Although I had set the default character set as UTF8 (both for the locale, 
apache and mysql, let alone Koha itself), when I try to insert in the 
database a new record (containing accented letters in the title field, 
say) from the web interface, the title looks ok when accessing the 
newly created record (cgi-bin/koha/catalogue/detail.pl?biblionumber=...), 
whereas the "MARC Preview" shows corrupted accented letters, as if they 
weren't encoded in UTF8.

An even closer inspection suggests that the encoding might indeed be UTF8, 
but that some characters follow the NFD, rather than NFC, convention 
(accented characters are represented as two separate characters).

Is there a way to fix my biblioitems table?

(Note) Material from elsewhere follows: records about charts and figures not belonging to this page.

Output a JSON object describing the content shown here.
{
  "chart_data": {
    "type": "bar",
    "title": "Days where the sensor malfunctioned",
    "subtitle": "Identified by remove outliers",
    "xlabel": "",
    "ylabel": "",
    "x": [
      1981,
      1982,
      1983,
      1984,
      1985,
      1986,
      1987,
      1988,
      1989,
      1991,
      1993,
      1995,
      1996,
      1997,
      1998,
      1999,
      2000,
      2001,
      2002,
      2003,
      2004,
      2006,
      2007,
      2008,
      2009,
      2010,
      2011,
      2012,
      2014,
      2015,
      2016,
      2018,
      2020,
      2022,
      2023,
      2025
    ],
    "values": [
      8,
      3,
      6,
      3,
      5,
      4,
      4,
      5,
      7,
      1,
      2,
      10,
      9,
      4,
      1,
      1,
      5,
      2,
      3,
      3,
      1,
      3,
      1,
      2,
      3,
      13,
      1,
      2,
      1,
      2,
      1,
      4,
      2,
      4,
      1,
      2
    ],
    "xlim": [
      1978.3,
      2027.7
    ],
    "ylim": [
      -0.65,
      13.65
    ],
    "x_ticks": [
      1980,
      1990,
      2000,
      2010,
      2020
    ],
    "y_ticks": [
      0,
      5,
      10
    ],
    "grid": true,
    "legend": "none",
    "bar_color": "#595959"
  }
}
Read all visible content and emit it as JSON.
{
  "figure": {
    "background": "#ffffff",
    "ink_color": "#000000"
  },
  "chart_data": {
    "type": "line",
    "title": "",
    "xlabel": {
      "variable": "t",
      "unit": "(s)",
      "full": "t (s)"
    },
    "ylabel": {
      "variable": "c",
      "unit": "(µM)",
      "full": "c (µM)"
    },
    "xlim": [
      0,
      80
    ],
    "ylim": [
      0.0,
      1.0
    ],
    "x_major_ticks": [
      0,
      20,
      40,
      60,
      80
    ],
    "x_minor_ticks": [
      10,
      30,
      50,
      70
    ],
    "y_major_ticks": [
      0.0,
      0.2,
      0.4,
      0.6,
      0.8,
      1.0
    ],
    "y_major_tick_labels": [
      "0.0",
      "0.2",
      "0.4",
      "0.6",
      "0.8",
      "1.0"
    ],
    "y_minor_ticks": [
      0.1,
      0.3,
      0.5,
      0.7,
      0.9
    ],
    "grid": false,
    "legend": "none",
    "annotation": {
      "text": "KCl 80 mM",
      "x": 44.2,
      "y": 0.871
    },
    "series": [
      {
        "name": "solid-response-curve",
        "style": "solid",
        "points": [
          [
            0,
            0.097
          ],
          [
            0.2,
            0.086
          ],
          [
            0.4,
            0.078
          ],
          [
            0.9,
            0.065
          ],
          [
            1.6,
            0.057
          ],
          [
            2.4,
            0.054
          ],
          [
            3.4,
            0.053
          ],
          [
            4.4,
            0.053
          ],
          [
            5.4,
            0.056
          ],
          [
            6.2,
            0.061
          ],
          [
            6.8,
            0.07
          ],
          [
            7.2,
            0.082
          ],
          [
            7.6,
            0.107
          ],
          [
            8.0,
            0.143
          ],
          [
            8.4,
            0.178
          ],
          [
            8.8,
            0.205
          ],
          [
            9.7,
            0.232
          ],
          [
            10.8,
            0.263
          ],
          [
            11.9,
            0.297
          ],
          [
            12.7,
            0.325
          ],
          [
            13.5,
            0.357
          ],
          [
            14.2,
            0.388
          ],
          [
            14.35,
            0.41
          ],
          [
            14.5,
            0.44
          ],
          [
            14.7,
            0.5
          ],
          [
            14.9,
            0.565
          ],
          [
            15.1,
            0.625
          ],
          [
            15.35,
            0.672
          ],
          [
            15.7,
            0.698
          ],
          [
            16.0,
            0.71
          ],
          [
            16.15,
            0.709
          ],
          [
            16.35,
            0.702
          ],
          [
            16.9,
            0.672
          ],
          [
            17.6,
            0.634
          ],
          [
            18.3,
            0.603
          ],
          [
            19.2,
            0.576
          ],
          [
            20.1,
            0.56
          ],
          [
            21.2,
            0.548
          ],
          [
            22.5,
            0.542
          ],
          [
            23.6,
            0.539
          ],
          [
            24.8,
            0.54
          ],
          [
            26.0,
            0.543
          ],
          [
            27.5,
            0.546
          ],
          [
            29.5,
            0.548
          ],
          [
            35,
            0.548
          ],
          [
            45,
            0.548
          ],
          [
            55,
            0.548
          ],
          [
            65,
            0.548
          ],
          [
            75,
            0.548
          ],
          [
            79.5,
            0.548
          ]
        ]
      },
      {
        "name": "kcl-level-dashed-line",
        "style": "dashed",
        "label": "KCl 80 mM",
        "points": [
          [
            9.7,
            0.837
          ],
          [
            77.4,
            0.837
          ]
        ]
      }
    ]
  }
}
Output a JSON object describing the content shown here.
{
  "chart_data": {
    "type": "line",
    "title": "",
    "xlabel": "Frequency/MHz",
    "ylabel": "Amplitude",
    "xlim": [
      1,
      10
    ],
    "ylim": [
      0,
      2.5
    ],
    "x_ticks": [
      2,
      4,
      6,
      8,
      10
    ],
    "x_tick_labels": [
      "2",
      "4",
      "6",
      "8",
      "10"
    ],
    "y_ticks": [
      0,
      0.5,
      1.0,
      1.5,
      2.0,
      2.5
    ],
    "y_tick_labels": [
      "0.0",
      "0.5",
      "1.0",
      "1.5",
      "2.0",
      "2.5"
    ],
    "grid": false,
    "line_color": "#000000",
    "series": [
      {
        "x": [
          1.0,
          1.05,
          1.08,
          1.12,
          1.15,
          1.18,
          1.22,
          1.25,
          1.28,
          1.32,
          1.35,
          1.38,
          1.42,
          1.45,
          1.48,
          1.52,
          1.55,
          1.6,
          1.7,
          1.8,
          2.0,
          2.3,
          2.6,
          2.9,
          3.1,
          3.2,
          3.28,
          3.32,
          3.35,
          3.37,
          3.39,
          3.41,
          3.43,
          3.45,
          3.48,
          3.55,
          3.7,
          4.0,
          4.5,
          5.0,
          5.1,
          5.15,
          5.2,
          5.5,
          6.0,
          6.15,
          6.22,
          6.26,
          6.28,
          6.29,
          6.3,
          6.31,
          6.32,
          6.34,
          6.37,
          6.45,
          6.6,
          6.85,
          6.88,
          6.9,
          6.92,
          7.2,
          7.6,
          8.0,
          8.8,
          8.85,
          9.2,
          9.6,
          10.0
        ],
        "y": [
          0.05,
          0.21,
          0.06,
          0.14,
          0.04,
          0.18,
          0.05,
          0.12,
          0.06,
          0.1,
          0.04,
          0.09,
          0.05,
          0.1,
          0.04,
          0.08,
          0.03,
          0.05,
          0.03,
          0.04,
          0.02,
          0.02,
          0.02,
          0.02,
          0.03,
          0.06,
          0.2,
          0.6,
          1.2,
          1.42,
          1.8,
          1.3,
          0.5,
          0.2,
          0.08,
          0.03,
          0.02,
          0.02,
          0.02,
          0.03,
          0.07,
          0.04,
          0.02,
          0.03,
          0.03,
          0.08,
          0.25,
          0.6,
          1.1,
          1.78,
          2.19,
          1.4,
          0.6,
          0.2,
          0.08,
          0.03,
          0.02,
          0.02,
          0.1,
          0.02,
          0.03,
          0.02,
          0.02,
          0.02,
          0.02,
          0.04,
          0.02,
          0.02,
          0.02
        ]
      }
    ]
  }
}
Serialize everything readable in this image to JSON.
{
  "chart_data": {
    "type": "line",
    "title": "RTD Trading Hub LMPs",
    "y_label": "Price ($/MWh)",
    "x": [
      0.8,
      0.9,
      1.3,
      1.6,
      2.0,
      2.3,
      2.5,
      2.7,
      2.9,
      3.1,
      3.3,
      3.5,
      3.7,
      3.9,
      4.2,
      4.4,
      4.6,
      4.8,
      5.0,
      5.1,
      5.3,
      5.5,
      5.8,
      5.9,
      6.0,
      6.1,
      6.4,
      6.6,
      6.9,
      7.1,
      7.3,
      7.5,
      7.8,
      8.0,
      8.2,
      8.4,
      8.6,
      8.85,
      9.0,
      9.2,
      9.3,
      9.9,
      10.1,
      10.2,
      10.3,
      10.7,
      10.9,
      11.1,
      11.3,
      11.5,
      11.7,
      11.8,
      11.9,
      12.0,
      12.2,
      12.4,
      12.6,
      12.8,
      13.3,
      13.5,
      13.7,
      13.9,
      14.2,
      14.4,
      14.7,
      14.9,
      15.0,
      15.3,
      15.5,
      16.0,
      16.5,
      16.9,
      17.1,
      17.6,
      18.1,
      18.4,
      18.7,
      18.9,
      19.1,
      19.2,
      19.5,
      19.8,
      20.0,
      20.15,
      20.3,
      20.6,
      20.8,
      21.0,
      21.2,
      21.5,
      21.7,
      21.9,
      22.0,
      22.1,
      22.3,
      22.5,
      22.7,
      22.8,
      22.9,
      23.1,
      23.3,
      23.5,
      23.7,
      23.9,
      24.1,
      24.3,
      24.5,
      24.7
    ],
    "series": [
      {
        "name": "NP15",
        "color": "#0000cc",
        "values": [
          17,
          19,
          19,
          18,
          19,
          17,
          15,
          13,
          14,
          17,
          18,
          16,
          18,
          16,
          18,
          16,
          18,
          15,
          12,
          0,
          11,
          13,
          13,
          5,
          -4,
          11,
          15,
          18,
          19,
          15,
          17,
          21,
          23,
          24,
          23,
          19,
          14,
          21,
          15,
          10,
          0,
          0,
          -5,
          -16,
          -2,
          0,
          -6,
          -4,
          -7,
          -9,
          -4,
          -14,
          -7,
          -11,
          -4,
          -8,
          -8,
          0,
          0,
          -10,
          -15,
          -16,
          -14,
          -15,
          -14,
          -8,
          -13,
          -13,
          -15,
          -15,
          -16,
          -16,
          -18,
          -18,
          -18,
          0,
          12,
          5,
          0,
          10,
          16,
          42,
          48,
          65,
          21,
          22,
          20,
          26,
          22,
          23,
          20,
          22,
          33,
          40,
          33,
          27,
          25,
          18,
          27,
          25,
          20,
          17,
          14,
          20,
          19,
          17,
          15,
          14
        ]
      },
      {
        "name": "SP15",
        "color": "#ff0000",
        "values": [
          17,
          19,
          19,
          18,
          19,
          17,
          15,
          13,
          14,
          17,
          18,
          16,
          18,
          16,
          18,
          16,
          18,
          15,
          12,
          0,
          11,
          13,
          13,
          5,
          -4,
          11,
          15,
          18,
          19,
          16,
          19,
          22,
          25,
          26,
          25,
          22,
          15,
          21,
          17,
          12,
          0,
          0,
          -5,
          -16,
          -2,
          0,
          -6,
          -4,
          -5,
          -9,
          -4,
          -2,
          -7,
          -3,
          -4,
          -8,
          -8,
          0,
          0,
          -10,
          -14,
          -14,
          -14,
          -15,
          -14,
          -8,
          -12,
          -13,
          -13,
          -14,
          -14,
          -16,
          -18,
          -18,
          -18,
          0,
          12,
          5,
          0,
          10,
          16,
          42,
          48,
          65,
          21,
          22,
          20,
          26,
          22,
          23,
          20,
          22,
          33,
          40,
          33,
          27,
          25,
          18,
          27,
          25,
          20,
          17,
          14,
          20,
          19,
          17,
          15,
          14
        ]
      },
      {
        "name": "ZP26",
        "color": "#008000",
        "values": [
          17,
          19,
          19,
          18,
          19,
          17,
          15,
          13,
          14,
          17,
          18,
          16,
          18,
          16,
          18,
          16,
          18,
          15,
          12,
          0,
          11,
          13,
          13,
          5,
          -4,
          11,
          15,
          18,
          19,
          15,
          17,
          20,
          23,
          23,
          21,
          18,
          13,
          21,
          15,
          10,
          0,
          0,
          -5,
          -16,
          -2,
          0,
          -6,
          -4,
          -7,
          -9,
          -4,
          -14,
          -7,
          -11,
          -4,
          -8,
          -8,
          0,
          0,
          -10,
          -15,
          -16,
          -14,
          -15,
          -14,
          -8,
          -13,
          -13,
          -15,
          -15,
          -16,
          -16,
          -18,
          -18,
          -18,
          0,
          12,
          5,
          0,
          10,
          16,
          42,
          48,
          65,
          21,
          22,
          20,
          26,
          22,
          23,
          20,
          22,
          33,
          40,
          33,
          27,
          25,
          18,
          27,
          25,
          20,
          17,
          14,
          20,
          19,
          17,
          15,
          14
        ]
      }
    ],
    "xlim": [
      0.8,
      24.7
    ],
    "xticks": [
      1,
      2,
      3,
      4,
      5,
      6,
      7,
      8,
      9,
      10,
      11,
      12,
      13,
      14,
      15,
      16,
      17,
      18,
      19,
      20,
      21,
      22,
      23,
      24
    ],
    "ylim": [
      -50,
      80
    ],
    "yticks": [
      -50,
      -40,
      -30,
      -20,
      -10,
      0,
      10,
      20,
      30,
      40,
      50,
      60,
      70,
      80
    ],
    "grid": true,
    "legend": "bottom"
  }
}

Is there a way to have new 
records entered correctly, at least?

(I've even tried ALTER'ing the table to binary, then back to text with the 
correct encoding, field by field.)

I could in principle go and fix each of the 140 corrupted MARC's via the 
web interface, if that's the only way, but the point is that, seemingly, 
even newly entered accented characters produce fancy output in the marcxml 
field.

(The same may possibly apply also to the marc field, but that's a binary 
sql LONGBLOB, therefore possibly uneditable, but I assume it should be 
harmless to koha_rebuild_zebra .)

Many thanks for all your suggestions and help.

Regards,

Giuseppe.